In decision theory, you plan with no regard to any opponents interfering with your plans, allowing you to plan on arbitrarily long time scales. In zero-sum game theory, you plan on the assumption that your opponent will interfere with your plans (your ∃s are interleaved with your opponent’s ∀s), so you can only plan as far as your opponent lacks the ability to interfere with these plans. You must have a short OODA loop, or your opponent’s interference will make your plans useless.
In decision theory, you can mostly run on naïve expected utility analysis: just do things that seem like they will work. In zero-sum game theory, you must screen your plans for defensibility: they must be resistant to possible attacks. Compare farming with border defense, mechanical engineering with computer security.

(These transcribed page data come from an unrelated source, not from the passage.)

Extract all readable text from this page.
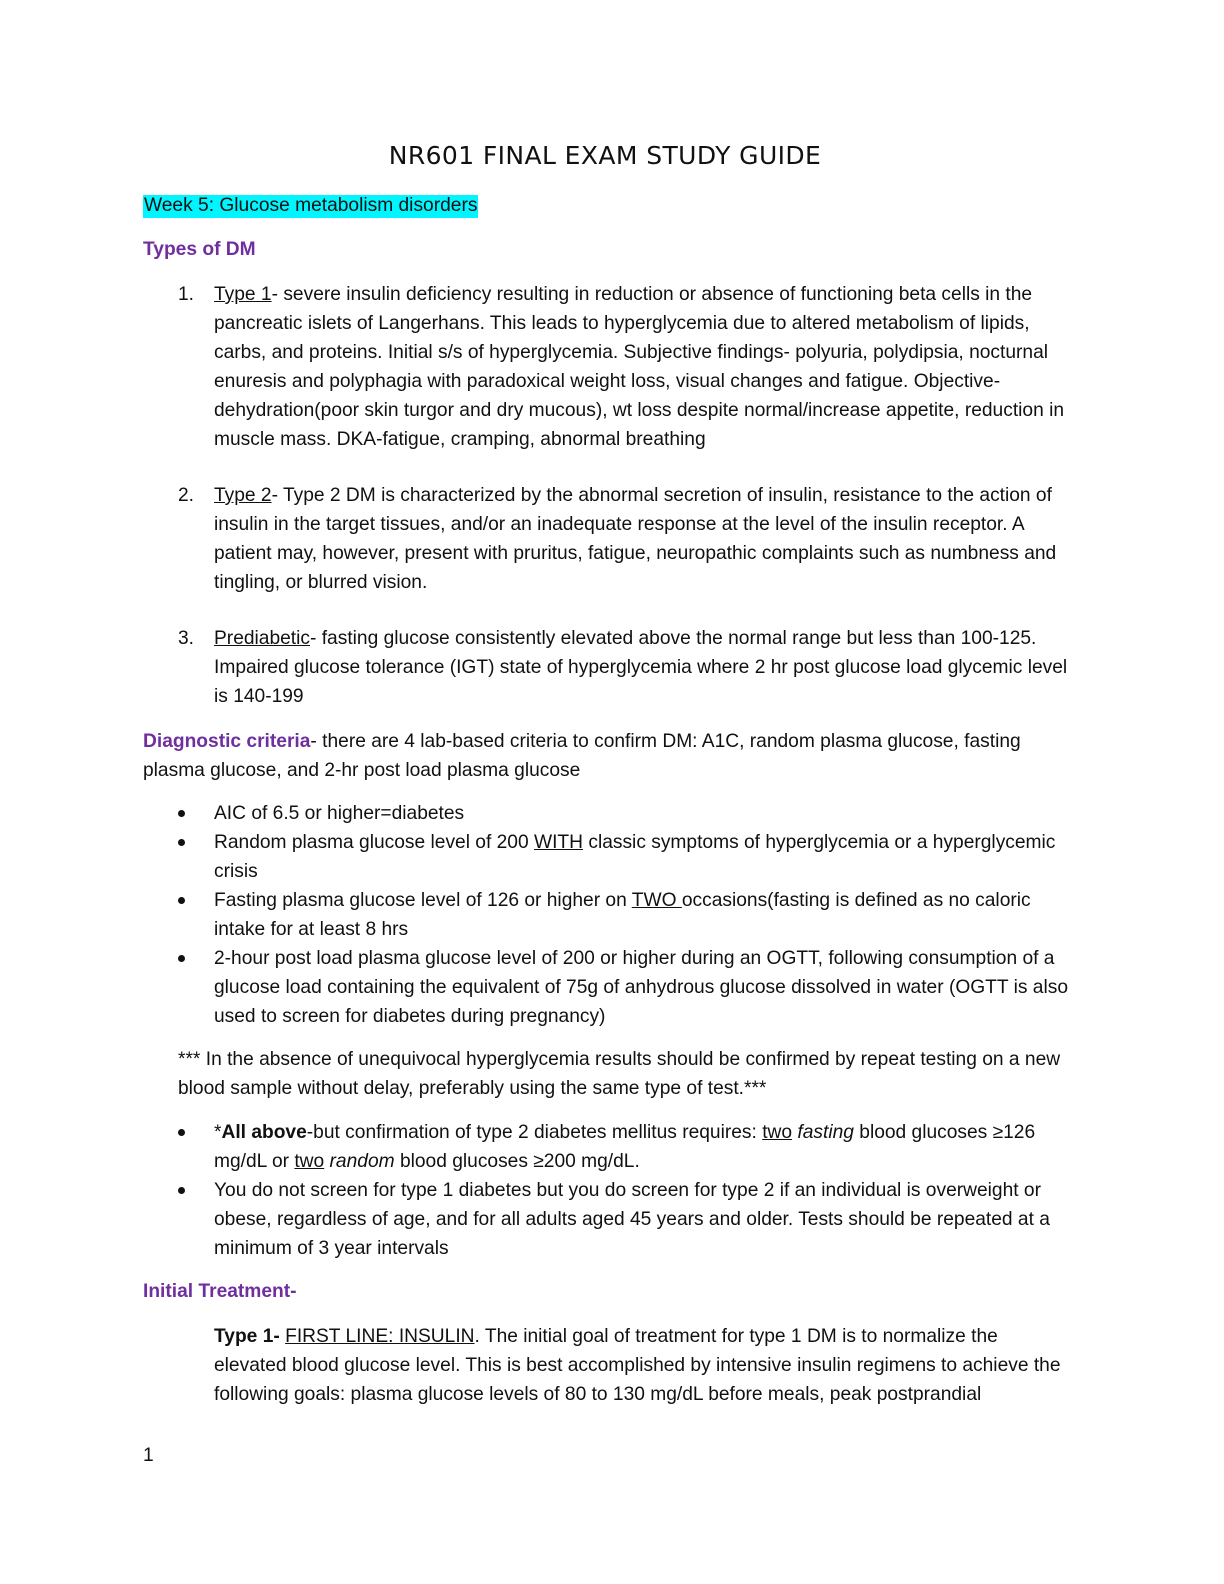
NR601 FINAL EXAM STUDY GUIDE
Week 5: Glucose metabolism disorders

Types of DM

1. Type 1- severe insulin deficiency resulting in reduction or absence of functioning beta cells in the pancreatic islets of Langerhans. This leads to hyperglycemia due to altered metabolism of lipids, carbs, and proteins. Initial s/s of hyperglycemia. Subjective findings- polyuria, polydipsia, nocturnal enuresis and polyphagia with paradoxical weight loss, visual changes and fatigue. Objective-dehydration(poor skin turgor and dry mucous), wt loss despite normal/increase appetite, reduction in muscle mass. DKA-fatigue, cramping, abnormal breathing
2. Type 2- Type 2 DM is characterized by the abnormal secretion of insulin, resistance to the action of insulin in the target tissues, and/or an inadequate response at the level of the insulin receptor. A patient may, however, present with pruritus, fatigue, neuropathic complaints such as numbness and tingling, or blurred vision.
3. Prediabetic- fasting glucose consistently elevated above the normal range but less than 100-125. Impaired glucose tolerance (IGT) state of hyperglycemia where 2 hr post glucose load glycemic level is 140-199
Diagnostic criteria- there are 4 lab-based criteria to confirm DM: A1C, random plasma glucose, fasting plasma glucose, and 2-hr post load plasma glucose
AIC of 6.5 or higher=diabetes
Random plasma glucose level of 200 WITH classic symptoms of hyperglycemia or a hyperglycemic crisis
Fasting plasma glucose level of 126 or higher on TWO occasions(fasting is defined as no caloric intake for at least 8 hrs
2-hour post load plasma glucose level of 200 or higher during an OGTT, following consumption of a glucose load containing the equivalent of 75g of anhydrous glucose dissolved in water (OGTT is also used to screen for diabetes during pregnancy)
*** In the absence of unequivocal hyperglycemia results should be confirmed by repeat testing on a new blood sample without delay, preferably using the same type of test.***
*All above-but confirmation of type 2 diabetes mellitus requires: two fasting blood glucoses ≥126 mg/dL or two random blood glucoses ≥200 mg/dL.
You do not screen for type 1 diabetes but you do screen for type 2 if an individual is overweight or obese, regardless of age, and for all adults aged 45 years and older. Tests should be repeated at a minimum of 3 year intervals

Initial Treatment-

Type 1- FIRST LINE: INSULIN. The initial goal of treatment for type 1 DM is to normalize the elevated blood glucose level. This is best accomplished by intensive insulin regimens to achieve the following goals: plasma glucose levels of 80 to 130 mg/dL before meals, peak postprandial
1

High-reliability engineering is an intermediate case: designs must be selected to work with high probability across a variety of conditions, but there is normally no intelligent optimization power working against the design. One could think of nature as an “adversary” selecting some condition to test the design against, and represent this selection by a universal quantifier; however, this is qualitatively different from a true adversary, who applies intentional optimization to break a design rather than haphazard selection of conditions.
Conclusion
These two types of problems do not cover all realistic situations an agent might face. Decision problems involving agents with different but not completely opposed objective functions are different, as are zero-sum games with more than two players. But realistic situations share some properties with each of these, and I suspect that there might actually be a discrete distinction between cognitive modes for NP-like decision theory problems and PSPACE-like zero-sum games.
What’s the upshot? If you want to know what is going on, one of the most important questions (perhaps the most important question) is: what kind of game are you playing? Is your situation more like a decision theory problem or a zero-sum game? To what extent is optimization by different agents going in the same direction, opposing directions, or orthogonal directions? What would have to change for the nature of the game to change?
Thanks to Michael Vassar for drawing my attention to the distinction between decision theory and zero-sum game theory as a distinction between two cognitive modes.